Apache Spark
Prerequisite
- Java를 미리 설치해야 한다.
- Java 설치방법
Download
- http://spark.apache.org/downloads.html 으로 이동을해서 원하는 버전과 타입에 맞게 다운로드를 할 수 있다.
- wget https://www.apache.org/dyn/closer.lua/spark/spark-2.3.0/spark-2.3.0-bin-hadoop2.7.tgz
Install
- unzip
tar -zxvf spark-2......tgz
- move into /usr/local
sudo mv spark-2....tgz /usr/local
- rename
sudo mv /usr/local/spark-2... /usr/local/spark
PySpark in Jupyter
There are two ways to get PySpark available in a Jupyter Notebook:
- Configure PySpark driver to use Jupyter Notebook: running pyspark will automatically open a Jupyter Notebook.
- Load a regular Jupyter Notebook and load PySpark using findSpark package.

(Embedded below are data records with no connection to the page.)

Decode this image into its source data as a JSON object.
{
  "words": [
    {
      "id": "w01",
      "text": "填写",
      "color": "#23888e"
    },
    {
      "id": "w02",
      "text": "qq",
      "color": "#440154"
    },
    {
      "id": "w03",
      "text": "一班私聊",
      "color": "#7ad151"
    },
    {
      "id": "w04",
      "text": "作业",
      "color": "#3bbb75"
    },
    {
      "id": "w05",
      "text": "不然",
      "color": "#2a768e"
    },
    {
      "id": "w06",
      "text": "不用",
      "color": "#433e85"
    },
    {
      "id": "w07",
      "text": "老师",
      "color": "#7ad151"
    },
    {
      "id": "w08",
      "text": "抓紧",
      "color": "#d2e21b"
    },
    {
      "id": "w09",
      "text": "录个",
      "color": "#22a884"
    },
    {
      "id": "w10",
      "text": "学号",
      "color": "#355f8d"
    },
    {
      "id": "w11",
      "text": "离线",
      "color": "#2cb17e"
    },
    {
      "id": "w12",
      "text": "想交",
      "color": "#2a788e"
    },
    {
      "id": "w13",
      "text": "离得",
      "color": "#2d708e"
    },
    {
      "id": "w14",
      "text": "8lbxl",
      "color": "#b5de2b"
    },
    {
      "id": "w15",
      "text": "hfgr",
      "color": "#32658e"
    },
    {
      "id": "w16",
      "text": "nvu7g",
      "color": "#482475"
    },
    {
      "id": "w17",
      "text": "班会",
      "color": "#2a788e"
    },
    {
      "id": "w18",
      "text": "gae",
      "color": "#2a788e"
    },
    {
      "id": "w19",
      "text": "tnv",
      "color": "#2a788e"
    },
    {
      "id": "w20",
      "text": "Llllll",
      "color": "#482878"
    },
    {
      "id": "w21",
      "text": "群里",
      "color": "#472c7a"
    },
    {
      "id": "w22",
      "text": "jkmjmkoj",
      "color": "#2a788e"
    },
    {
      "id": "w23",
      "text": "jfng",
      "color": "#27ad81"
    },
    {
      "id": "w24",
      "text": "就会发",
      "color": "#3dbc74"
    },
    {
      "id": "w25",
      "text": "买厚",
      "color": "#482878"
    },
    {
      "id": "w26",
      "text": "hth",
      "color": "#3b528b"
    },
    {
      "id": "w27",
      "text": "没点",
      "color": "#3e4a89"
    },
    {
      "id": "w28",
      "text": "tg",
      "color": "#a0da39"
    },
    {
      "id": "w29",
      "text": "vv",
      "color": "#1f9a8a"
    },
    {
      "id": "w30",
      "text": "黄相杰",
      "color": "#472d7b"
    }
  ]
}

Method 1 - Configure PySpark driver
- Update PySpark driver environment variables:
- add these lines to your
.bashrc
or.bash_profile
or.profile
SPARK_PATH=/usr/local/spark
# Params below are used to launch the PySpark shell in Jupyter Notebook.
export PYSPARK_DRIVER_PYTHON="jupyter"
export PYSPARK_DRIVER_PYTHON_OPTS="notebook"
function snotebook(){
# The master param is used for setting the master node address.
# Here we launch Spark locally on 2 cores for local testing.
$SPARK_PATH/bin/pyspark --master local[2]
}
Method 2 - FindSpark package (recommended)
- There is another and more generalized way to use PySpark in a Jupyter Notebook.
pip install findspark
import findspark
findspark.init()
import pyspark
import random
sc = pyspark.SparkContext(appName="Pi")
num_samples = 100000000
def inside(p):
x, y = random.random(), random.random()
return x*x + y*y < 1
count = sc.parallelize(range(0, num_samples)).filter(inside).count()
pi = 4 * count / num_samples
print(pi)
sc.stop()